Na época da reportagem da Manchete, Jorginho, que fora um dos amigos mais fiéis da colunista, havia se tornado um dos principais desafetos. Sua afirmação de que Nirlan Coelho teria inserção junto à imprensa carioca confere bastante sentido para a passagem de Tarlis Batista por Vitória. Passados vinte e cinco anos o colunista da Class tem uma visão muito diferente dos fatos daquela época e concedeu uma entrevista de mais de uma hora para o projeto de um livro que está sendo escrito sobre Maria Nilce. Especialmente com relação às difamações contra a vítima o colunista diz o seguinte:

“Não existia aquela coisa ou você me dá ou eu vou falar mal. Isso é mentira. Com toda a mágoa que eu fiquei de Maria Nilce, eu sempre defendo esse ponto. Esses dias uma pessoa me falou que ela chegava no escritório dele, escrevia alguma coisa, que teve problema com a mulher e falava: ‘Olha, quanto vale esse artigo aqui? Se você não me der sai amanhã’. Eu falei, isso é coisa de quem leu “Chatô”, porque Assis Chateaubriand fazia exatamente isso. Então eu acho que estão confundindo os personagens. Eu nunca vi Maria fazer isso, não tinha isso não. Maria trabalhava muito e muitas vezes não tinha retorno, porque tudo o que fazia era pra plantar dentro do jornal. Depois de muito tempo é que ela começou a viajar e a fazer as coisas. Eu convivi oito anos lá, eu tenho certeza que ela nunca fez isso. Isso estão falando porque ela já morreu, é uma maneira ridícula de querer denegrir a imagem de uma pessoa.

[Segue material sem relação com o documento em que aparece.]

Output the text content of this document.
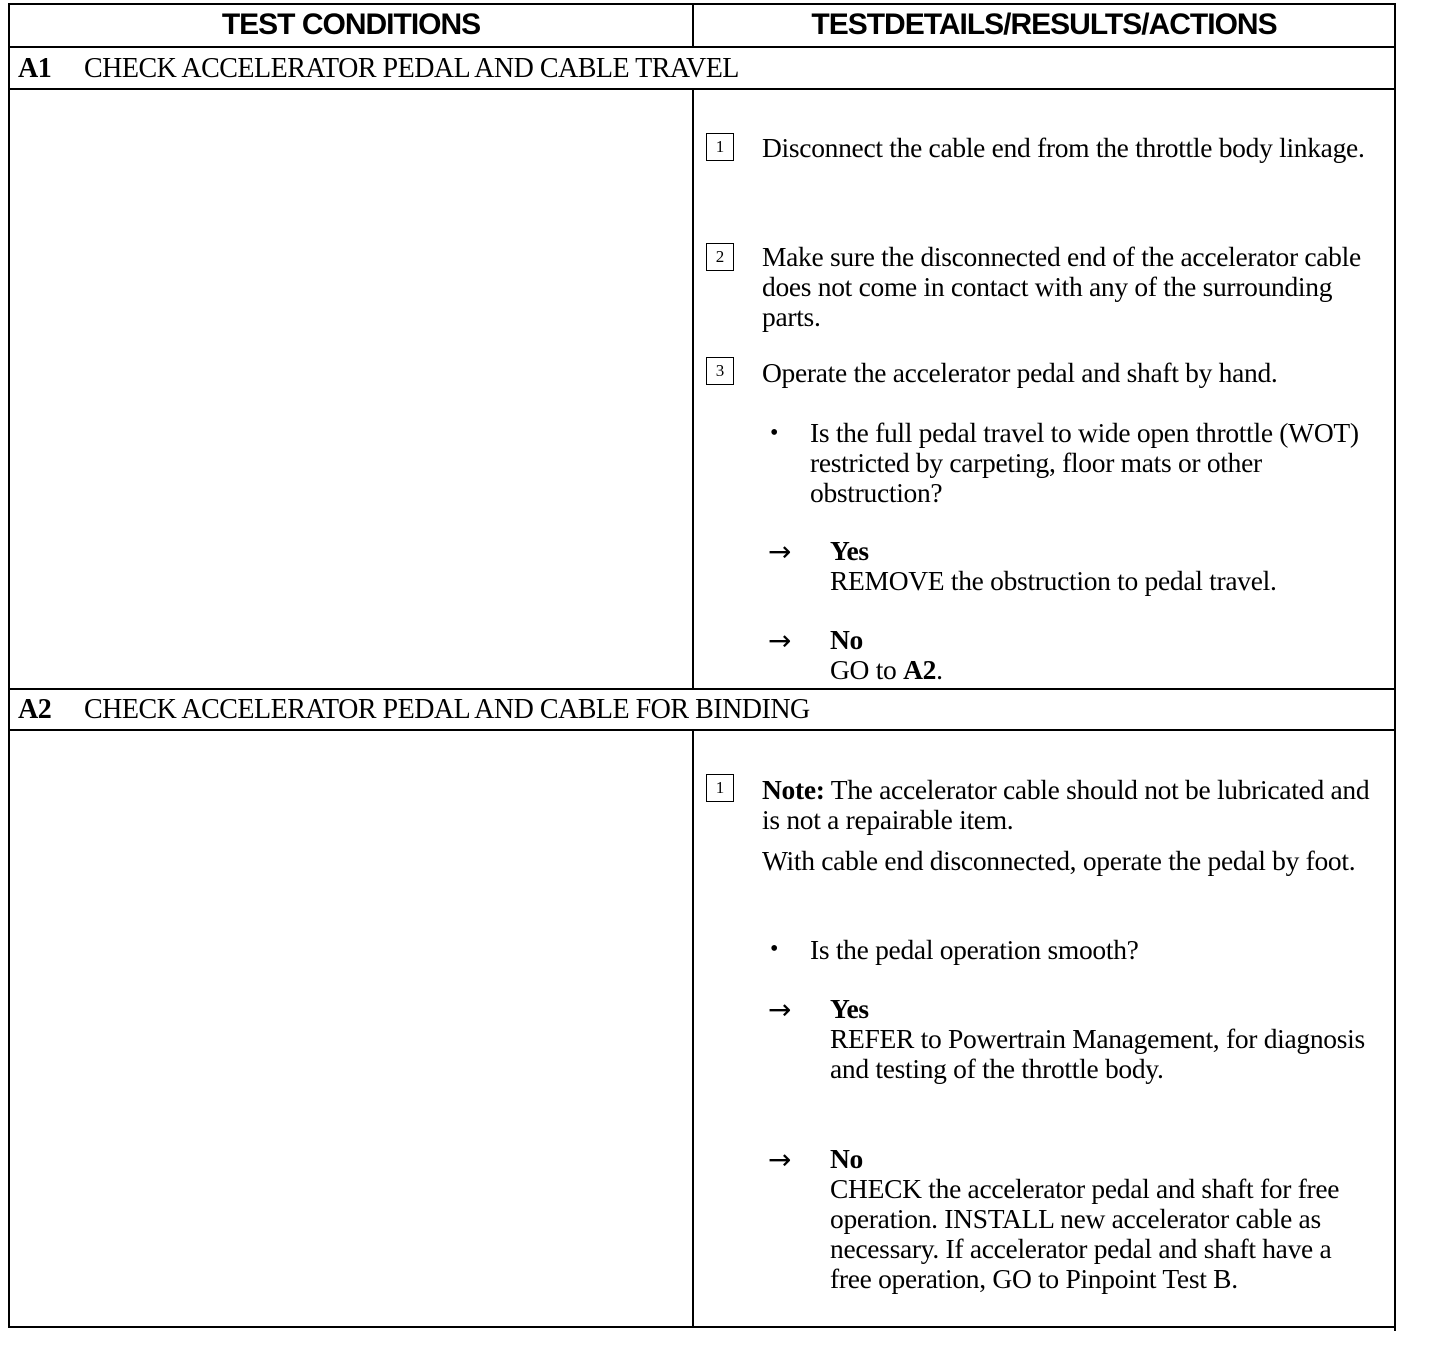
TEST CONDITIONS	TESTDETAILS/RESULTS/ACTIONS
A1 CHECK ACCELERATOR PEDAL AND CABLE TRAVEL
1	Disconnect the cable end from the throttle body linkage.
2	Make sure the disconnected end of the accelerator cable does not come in contact with any of the surrounding parts.
3	Operate the accelerator pedal and shaft by hand.
• Is the full pedal travel to wide open throttle (WOT) restricted by carpeting, floor mats or other obstruction?
→ Yes
REMOVE the obstruction to pedal travel.
→ No
GO to A2.
A2 CHECK ACCELERATOR PEDAL AND CABLE FOR BINDING
1	Note: The accelerator cable should not be lubricated and is not a repairable item.
With cable end disconnected, operate the pedal by foot.
• Is the pedal operation smooth?
→ Yes
REFER to Powertrain Management, for diagnosis and testing of the throttle body.
→ No
CHECK the accelerator pedal and shaft for free operation. INSTALL new accelerator cable as necessary. If accelerator pedal and shaft have a free operation, GO to Pinpoint Test B.
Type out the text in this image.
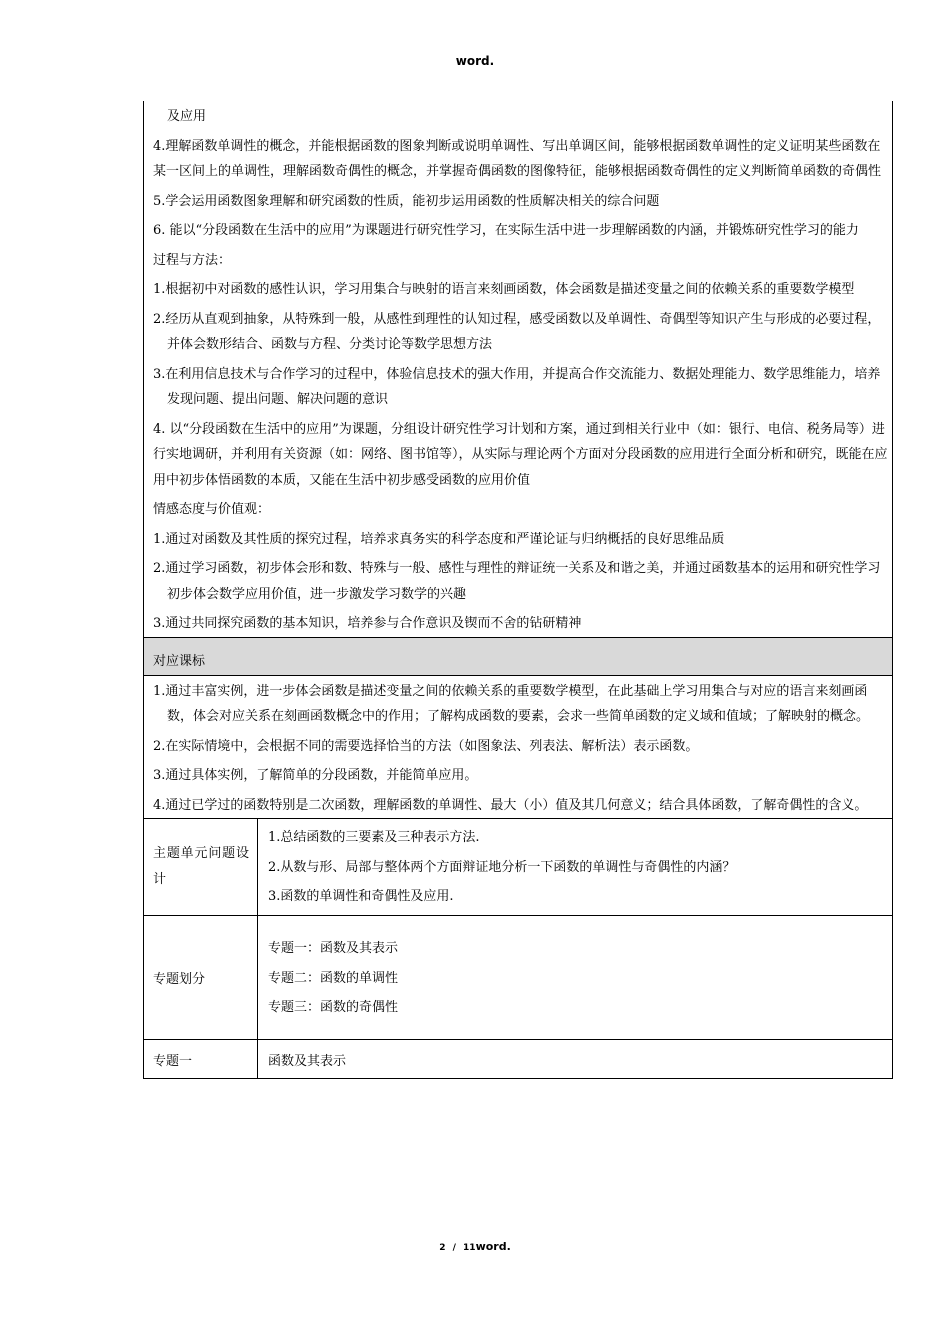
word.
及应用
4.理解函数单调性的概念，并能根据函数的图象判断或说明单调性、写出单调区间，能够根据函数单调性的定义证明某些函数在某一区间上的单调性，理解函数奇偶性的概念，并掌握奇偶函数的图像特征，能够根据函数奇偶性的定义判断简单函数的奇偶性
5.学会运用函数图象理解和研究函数的性质，能初步运用函数的性质解决相关的综合问题
6. 能以“分段函数在生活中的应用”为课题进行研究性学习，在实际生活中进一步理解函数的内涵，并锻炼研究性学习的能力
过程与方法：
1.根据初中对函数的感性认识，学习用集合与映射的语言来刻画函数，体会函数是描述变量之间的依赖关系的重要数学模型
2.经历从直观到抽象，从特殊到一般，从感性到理性的认知过程，感受函数以及单调性、奇偶型等知识产生与形成的必要过程，并体会数形结合、函数与方程、分类讨论等数学思想方法
3.在利用信息技术与合作学习的过程中，体验信息技术的强大作用，并提高合作交流能力、数据处理能力、数学思维能力，培养发现问题、提出问题、解决问题的意识
4. 以“分段函数在生活中的应用”为课题，分组设计研究性学习计划和方案，通过到相关行业中（如：银行、电信、税务局等）进行实地调研，并利用有关资源（如：网络、图书馆等），从实际与理论两个方面对分段函数的应用进行全面分析和研究，既能在应用中初步体悟函数的本质，又能在生活中初步感受函数的应用价值
情感态度与价值观：
1.通过对函数及其性质的探究过程，培养求真务实的科学态度和严谨论证与归纳概括的良好思维品质
2.通过学习函数，初步体会形和数、特殊与一般、感性与理性的辩证统一关系及和谐之美，并通过函数基本的运用和研究性学习初步体会数学应用价值，进一步激发学习数学的兴趣
3.通过共同探究函数的基本知识，培养参与合作意识及锲而不舍的钻研精神
对应课标
1.通过丰富实例，进一步体会函数是描述变量之间的依赖关系的重要数学模型，在此基础上学习用集合与对应的语言来刻画函数，体会对应关系在刻画函数概念中的作用；了解构成函数的要素，会求一些简单函数的定义域和值域；了解映射的概念。
2.在实际情境中，会根据不同的需要选择恰当的方法（如图象法、列表法、解析法）表示函数。
3.通过具体实例，了解简单的分段函数，并能简单应用。
4.通过已学过的函数特别是二次函数，理解函数的单调性、最大（小）值及其几何意义；结合具体函数，了解奇偶性的含义。
主题单元问题设计
1.总结函数的三要素及三种表示方法.
2.从数与形、局部与整体两个方面辩证地分析一下函数的单调性与奇偶性的内涵？
3.函数的单调性和奇偶性及应用.
专题划分
专题一：函数及其表示
专题二：函数的单调性
专题三：函数的奇偶性
专题一	函数及其表示
2 / 11word.
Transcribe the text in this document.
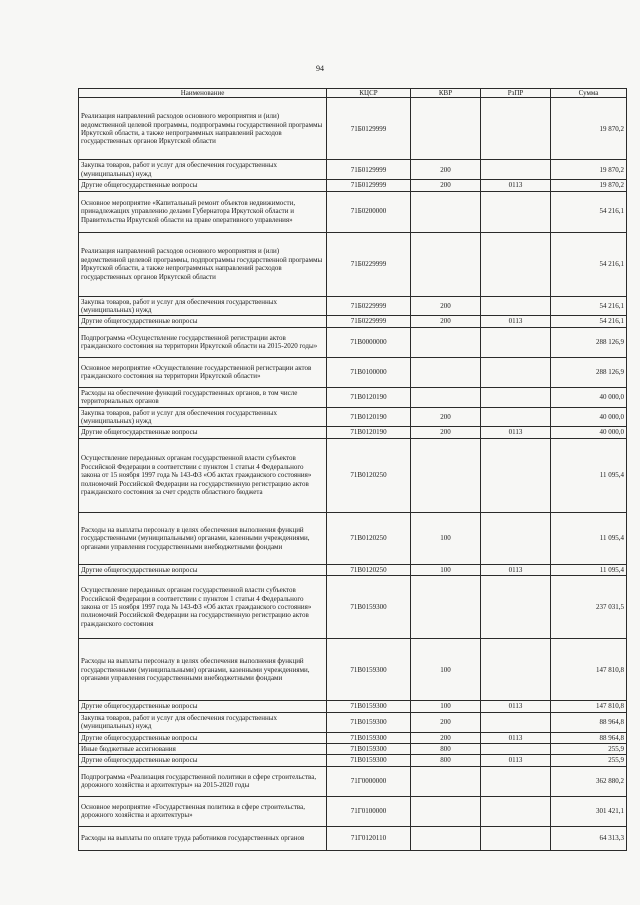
94
Наименование	КЦСР	КВР	РзПР	Сумма
Реализация направлений расходов основного мероприятия и (или) ведомственной целевой программы, подпрограммы государственной программы Иркутской области, а также непрограммных направлений расходов государственных органов Иркутской области	71Б0129999			19 870,2
Закупка товаров, работ и услуг для обеспечения государственных (муниципальных) нужд	71Б0129999	200		19 870,2
Другие общегосударственные вопросы	71Б0129999	200	0113	19 870,2
Основное мероприятие «Капитальный ремонт объектов недвижимости, принадлежащих управлению делами Губернатора Иркутской области и Правительства Иркутской области на праве оперативного управления»	71Б0200000			54 216,1
Реализация направлений расходов основного мероприятия и (или) ведомственной целевой программы, подпрограммы государственной программы Иркутской области, а также непрограммных направлений расходов государственных органов Иркутской области	71Б0229999			54 216,1
Закупка товаров, работ и услуг для обеспечения государственных (муниципальных) нужд	71Б0229999	200		54 216,1
Другие общегосударственные вопросы	71Б0229999	200	0113	54 216,1
Подпрограмма «Осуществление государственной регистрации актов гражданского состояния на территории Иркутской области на 2015-2020 годы»	71В0000000			288 126,9
Основное мероприятие «Осуществление государственной регистрации актов гражданского состояния на территории Иркутской области»	71В0100000			288 126,9
Расходы на обеспечение функций государственных органов, в том числе территориальных органов	71В0120190			40 000,0
Закупка товаров, работ и услуг для обеспечения государственных (муниципальных) нужд	71В0120190	200		40 000,0
Другие общегосударственные вопросы	71В0120190	200	0113	40 000,0
Осуществление переданных органам государственной власти субъектов Российской Федерации в соответствии с пунктом 1 статьи 4 Федерального закона от 15 ноября 1997 года № 143-ФЗ «Об актах гражданского состояния» полномочий Российской Федерации на государственную регистрацию актов гражданского состояния за счет средств областного бюджета	71В0120250			11 095,4
Расходы на выплаты персоналу в целях обеспечения выполнения функций государственными (муниципальными) органами, казенными учреждениями, органами управления государственными внебюджетными фондами	71В0120250	100		11 095,4
Другие общегосударственные вопросы	71В0120250	100	0113	11 095,4
Осуществление переданных органам государственной власти субъектов Российской Федерации в соответствии с пунктом 1 статьи 4 Федерального закона от 15 ноября 1997 года № 143-ФЗ «Об актах гражданского состояния» полномочий Российской Федерации на государственную регистрацию актов гражданского состояния	71В0159300			237 031,5
Расходы на выплаты персоналу в целях обеспечения выполнения функций государственными (муниципальными) органами, казенными учреждениями, органами управления государственными внебюджетными фондами	71В0159300	100		147 810,8
Другие общегосударственные вопросы	71В0159300	100	0113	147 810,8
Закупка товаров, работ и услуг для обеспечения государственных (муниципальных) нужд	71В0159300	200		88 964,8
Другие общегосударственные вопросы	71В0159300	200	0113	88 964,8
Иные бюджетные ассигнования	71В0159300	800		255,9
Другие общегосударственные вопросы	71В0159300	800	0113	255,9
Подпрограмма «Реализация государственной политики в сфере строительства, дорожного хозяйства и архитектуры» на 2015-2020 годы	71Г0000000			362 880,2
Основное мероприятие «Государственная политика в сфере строительства, дорожного хозяйства и архитектуры»	71Г0100000			301 421,1
Расходы на выплаты по оплате труда работников государственных органов	71Г0120110			64 313,3
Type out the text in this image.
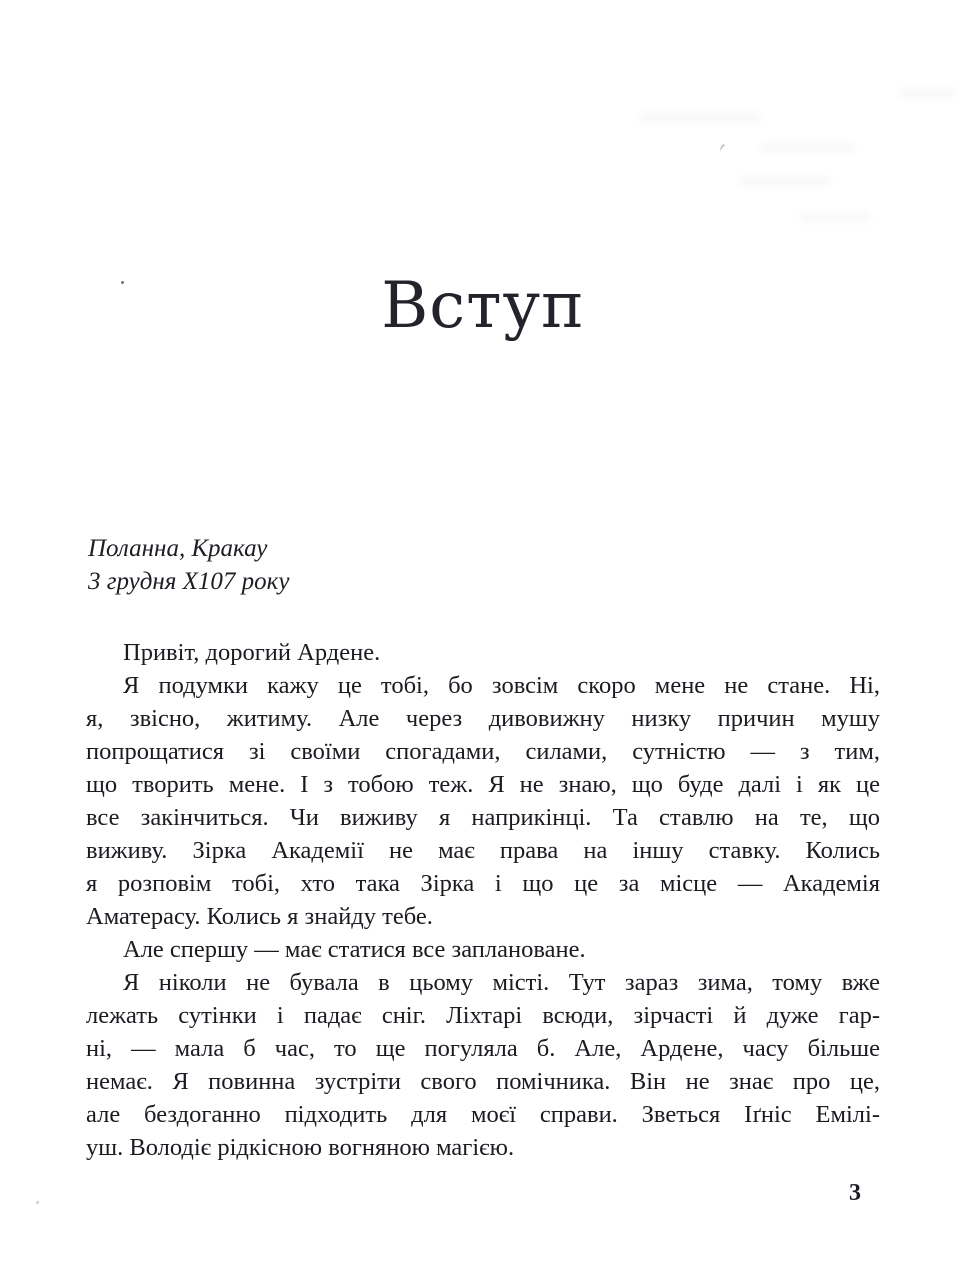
Вступ
Поланна, Кракау
3 грудня Х107 року
Привіт, дорогий Ардене.
Я подумки кажу це тобі, бо зовсім скоро мене не стане. Ні,
я, звісно, житиму. Але через дивовижну низку причин мушу
попрощатися зі своїми спогадами, силами, сутністю — з тим,
що творить мене. І з тобою теж. Я не знаю, що буде далі і як це
все закінчиться. Чи виживу я наприкінці. Та ставлю на те, що
виживу. Зірка Академії не має права на іншу ставку. Колись
я розповім тобі, хто така Зірка і що це за місце — Академія
Аматерасу. Колись я знайду тебе.
Але спершу — має статися все заплановане.
Я ніколи не бувала в цьому місті. Тут зараз зима, тому вже
лежать сутінки і падає сніг. Ліхтарі всюди, зірчасті й дуже гар-
ні, — мала б час, то ще погуляла б. Але, Ардене, часу більше
немає. Я повинна зустріти свого помічника. Він не знає про це,
але бездоганно підходить для моєї справи. Зветься Іґніс Емілі-
уш. Володіє рідкісною вогняною магією.
3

Apesar de reprovar e fornecer uma visão muito negativa da vítima existe um indício muito claro de que a reportagem da Revista Manchete não fora simplesmente encomendada pelos verdadeiros mandantes do crime: baseado nas declarações de Claudio Guerra, Tarlis Batista insinua de forma bastante contundente a causa para o assassinato da colunista do Jornal da Cidade. Porém, após o afastamento do famigerado delegado, as investigações não prosseguiram mais naquela direção.

“Vamos calar de uma vez por todas aquela vaca. Disse uma conhecida dama da alta sociedade de Vitória, em diversas ocasiões antes do crime ser praticado. (...) Esta senhora teve o desprazer de ver divulgada uma nota sobre toda a mecânica de adoção de sua filha, fato que era mantido em segredo para todos, até da moça. (...) As declarações de Waldir praticamente esclareceram todas as circunstâncias que antecederam a morte de Maria Nilce. Permitiram chegar, também, à pessoa que dera início ao esquema: a socialite que tinha uma mansão na Ilha do Boi, uma das áreas mais nobres de Vitória”.

 
Vários outros jornalistas concordam com essa linha de investigação e, como fez Tarlis Batista, também já publicaram algumas vezes a história sem “dar nome aos bois”, afinal, todo mundo em Vitória sabe muito bem de quem está se falando. Rogério Medeiros, Pedro Maia e até o carioca Reinaldo Loio (em uma entrevista à revista Caros Amigos) mencionam a mesma “socialite da Ilha do Boi” como a principal mandante do crime contra Maria Nilce. Será que todos estavam errados ou o poder econômico da conhecida família conseguiu realmente garantir-lhes a mais completa impunidade?  


Vinte e cinco anos depois é patente a forma como em Vitória ainda permanece um tabu com relação à figura de Maria Nilce, enquanto em Nova York seu nome está em um memorial que homenageia jornalistas mortos pelo mundo, o quarto de século de seu assassinato sequer foi lembrado pelos colegas da imprensa capixaba. Até hoje a grande maioria das pessoas de sua cidade assumiu como verdadeiro o panorama muito cruel traçado por jornalistas como Tarlis Batista de que a vítima de alguma forma procurou e mereceu o fim que teve. Esse é um crime para o qual a maioria das pessoas sequer se atenta e, como quase todo o resto, vai permanecer impune.